Church is the last place you expect to be not welcome but this Sunday I went to a church BBQ and was given the cold shoulder by everyone. This happened even after the service before the BBQ was all about everyone being united and being inclusive to everyone! This has really knocked my confidence and has really damaged my faith in people. This was my fifth time going to the church in sheffield (I will not name the church as this wouldn’t be fair) to help me become a better Christian and for me to make new friends seeing as I am new to the Sheffield area. Initially I was given a very warm welcome by one or two people at the church and reckoned with time I would get to meet more people and make lots of great friends.. and had high hopes that at the BBQ I would be able to do this.
But sadly I was very much mistaken as at the BBQ literally nobody could be bothered to speak to me or even give me the time of day by smiling at me.. I felt like a complete spare part just wondering aimlessly around waiting and hoping that someone would at least think “Hey, that’s a new person is on their own, I think I will just introduce myself to him and introduce him to my friends as well” but that never happened.. One of the reasons I started going to church was to meet people at to help restore my faith in other people.. after getting severely bullied at school which has given me huge self esteem issues as well so this has been a real blow to me the fact that even at church I am not accepted and nobody wants to talk to me. When I got home after an hour and half at the BBQ feeling lonely I got home and started having super negative thoughts about what I have done for people to hate me so much… and even that maybe I’m not a good enough person to be a Christian and these people could sense that so that’s why they ignored me but no! Absolutely anyone can be a Christian!! Christianity isn’t a clique and everyone should be welcome at church and not ignored……. For anyone who has had a similar experience at church what I say to you is this don’t let this get you down or beat you as god is your friend no matter what and is always there for you.. If anyone is reading this and you are a pastor, preacher or just a church goer please include everybody in your church because luckily enough for me my faith in god is strong and Im not going to let this experience stop me from being a Christian obviously but if I can imagine if someone was just starting out being a Christian and received the cold shoulder like this then this really is not good at all and could make them loose confidence in Christianity as that person may then WRONGLY think that this is what Christianity is all about when it is not so I beg you to please not give anyone the cold shoulder and make a super effort to include everyone and make them feel welcome also even people that have been going to church for a while make sure you still make an effort with them and above all don’t just loose interest and give up on them. Treat other how you expect to be treated.

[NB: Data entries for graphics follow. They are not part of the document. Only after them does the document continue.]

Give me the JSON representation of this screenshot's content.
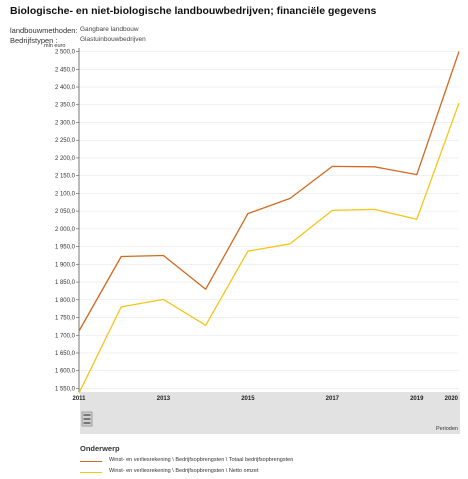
{
  "page": {
    "title": "Biologische- en niet-biologische landbouwbedrijven; financiële gegevens",
    "filters": [
      {
        "label": "landbouwmethoden:",
        "value": "Gangbare landbouw"
      },
      {
        "label": "Bedrijfstypen :",
        "value": "Glastuinbouwbedrijven"
      }
    ]
  },
  "chart_data": {
    "type": "line",
    "unit_label": "mln euro",
    "x": [
      2011,
      2012,
      2013,
      2014,
      2015,
      2016,
      2017,
      2018,
      2019,
      2020
    ],
    "x_tick_labels": [
      "2011",
      "2013",
      "2015",
      "2017",
      "2019",
      "2020"
    ],
    "x_axis_title": "Perioden",
    "ylim": [
      1540,
      2510
    ],
    "y_ticks": [
      1550,
      1600,
      1650,
      1700,
      1750,
      1800,
      1850,
      1900,
      1950,
      2000,
      2050,
      2100,
      2150,
      2200,
      2250,
      2300,
      2350,
      2400,
      2450,
      2500
    ],
    "y_tick_labels": [
      "1 550,0",
      "1 600,0",
      "1 650,0",
      "1 700,0",
      "1 750,0",
      "1 800,0",
      "1 850,0",
      "1 900,0",
      "1 950,0",
      "2 000,0",
      "2 050,0",
      "2 100,0",
      "2 150,0",
      "2 200,0",
      "2 250,0",
      "2 300,0",
      "2 350,0",
      "2 400,0",
      "2 450,0",
      "2 500,0"
    ],
    "grid": true,
    "legend_position": "bottom",
    "legend_title": "Onderwerp",
    "series": [
      {
        "name": "Winst- en verliesrekening \\ Bedrijfsopbrengsten \\ Totaal bedrijfsopbrengsten",
        "color": "#d2691e",
        "values": [
          1712,
          1922,
          1925,
          1830,
          2043,
          2086,
          2176,
          2175,
          2153,
          2500
        ]
      },
      {
        "name": "Winst- en verliesrekening \\ Bedrijfsopbrengsten \\ Netto omzet",
        "color": "#f5c518",
        "values": [
          1537,
          1780,
          1801,
          1728,
          1937,
          1958,
          2052,
          2055,
          2027,
          2355
        ]
      }
    ]
  }
}
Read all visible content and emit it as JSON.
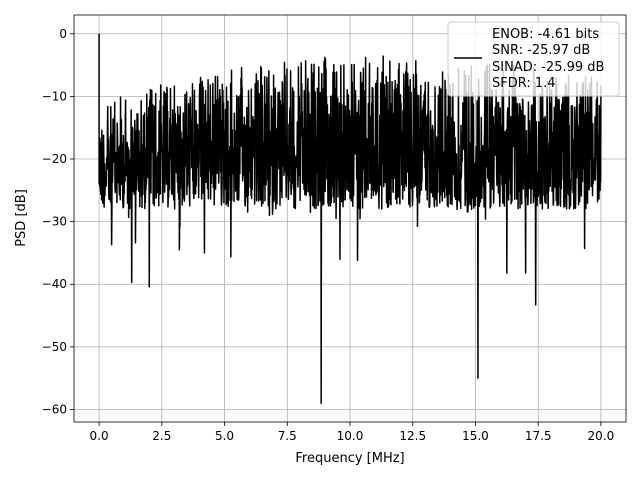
{
  "chart_data": {
    "type": "line",
    "title": "",
    "xlabel": "Frequency [MHz]",
    "ylabel": "PSD [dB]",
    "xlim": [
      -1.0,
      21.0
    ],
    "ylim": [
      -62.0,
      3.0
    ],
    "grid": true,
    "x_ticks": [
      "0.0",
      "2.5",
      "5.0",
      "7.5",
      "10.0",
      "12.5",
      "15.0",
      "17.5",
      "20.0"
    ],
    "x_tick_values": [
      0,
      2.5,
      5,
      7.5,
      10,
      12.5,
      15,
      17.5,
      20
    ],
    "y_ticks": [
      "0",
      "−10",
      "−20",
      "−30",
      "−40",
      "−50",
      "−60"
    ],
    "y_tick_values": [
      0,
      -10,
      -20,
      -30,
      -40,
      -50,
      -60
    ],
    "legend": {
      "placement": "top-right",
      "entries": [
        "ENOB: -4.61 bits",
        "SNR: -25.97 dB",
        "SINAD: -25.99 dB",
        "SFDR: 1.4"
      ]
    },
    "series": [
      {
        "name": "PSD",
        "color": "#000000",
        "x_range": [
          0,
          20
        ],
        "upper_envelope": {
          "x": [
            0.1,
            1,
            2,
            3,
            4,
            5,
            6,
            7,
            8,
            9,
            10,
            11,
            12,
            13,
            14,
            15,
            16,
            17,
            18,
            19,
            20
          ],
          "y": [
            -12,
            -9,
            -8,
            -7,
            -6,
            -5,
            -5,
            -4.5,
            -4,
            -3.5,
            -3.5,
            -3.5,
            -3.5,
            -4,
            -4,
            -4.5,
            -4.5,
            -5,
            -5,
            -5,
            -5
          ]
        },
        "typical_floor_db": -28,
        "peaks": [
          {
            "x": 0.0,
            "y": 0.0
          }
        ],
        "dips": [
          {
            "x": 0.5,
            "y": -33.7
          },
          {
            "x": 1.3,
            "y": -39.7
          },
          {
            "x": 1.45,
            "y": -33.4
          },
          {
            "x": 2.0,
            "y": -40.4
          },
          {
            "x": 3.2,
            "y": -34.5
          },
          {
            "x": 4.2,
            "y": -35.0
          },
          {
            "x": 5.25,
            "y": -35.6
          },
          {
            "x": 8.85,
            "y": -59.0
          },
          {
            "x": 9.6,
            "y": -36.0
          },
          {
            "x": 10.3,
            "y": -36.2
          },
          {
            "x": 15.1,
            "y": -55.0
          },
          {
            "x": 16.25,
            "y": -38.2
          },
          {
            "x": 17.0,
            "y": -38.2
          },
          {
            "x": 17.4,
            "y": -43.3
          },
          {
            "x": 19.35,
            "y": -34.3
          }
        ]
      }
    ]
  }
}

Im not going to stop going to the church and I will try my best to keep on making and effort but I guess there isn’t anything stopping me from going to two different churches on Sunday too so does anyone from Sheffield know of a good church I can go to that will accept me for who I am?
I have woken up this morning still feeling down and deflated thanks to yesterday. Maybe this church just isnt right for me as even though I agree with a lot of things they say at the service I do not agree with something’s this church believe in. For example at the church they seem to think that you can buy a miracle… because the more money you give to the church the more blessed you will be. I kind of feel awkward aswell when they pass the bucket around because I am unemployed/self employed and really struggling at the moment and only earn practically £10 a week so even though I do like giving money to the church £2 is all I can give which doesn’t sound much but that is actually quite a lot of money to me (seriously here in the uk you don’t get any benefits at all and if it wasn’t for my parents I would be on the streets) if I earned more money I would give more money to help others (not in return for a miracle though) but when there saying to get your credit cards out and to give lots of money I kind of feel bad.
Also there seems to be a really big divide in the church between white people and black people it really is a huge shame because there is no mixing at all as the white people go off to one side of the church in their groups whilst the black people go off to the other side of the church in their groups and don’t speak to each other.
Should I find a new church? I have posted on a couple Christian forum to get some opinions and the message I got back is that all churches are different and there are plenty of other churches out there that are not cliquey like this.